Marina Cruz, assistente de produção, começou as primeiras tentativas de cadastramento de três funcionários domésticos há oito dias e, até agora, não conseguiu concluir o processo, porque o site não reconhece os dados da última funcionária.

— Esperava demorar meia hora no máximo, mas fiquei cinco horas fazendo isso. Agora, simplesmente não consigo concluir o último cadastro porque, mesmo depois de ter concluído a primeira etapa, o CPF não é reconhecido. O site está cheio de erros, e é necessário ter muita paciência. Para evitar pagar uma multa por atraso, vou ficar tentando sem parar até o final do prazo.

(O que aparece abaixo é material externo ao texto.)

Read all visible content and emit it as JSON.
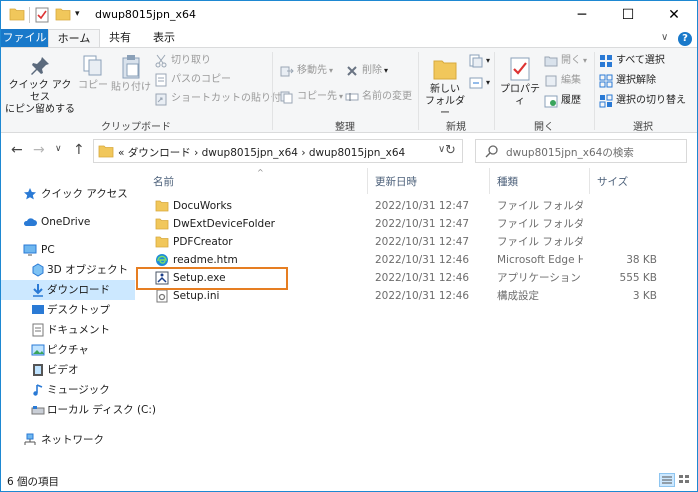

O presidente da ONG Doméstica Legal, Mário Avelino, diz que os empregadores não podem pagar pelas falhas do governo e sugere à Receita adiar, excepcionalmente, o pagamento do dia 6 para 15 ou 20 deste mês. A Receita alega, porém, que não pode prorrogar o recolhimento porque não tem ingerência sobre o FGTS, cujo pagamento é fixado no dia 7, sendo antecipado quando cai no fim de semana, como este ano, ou feriado.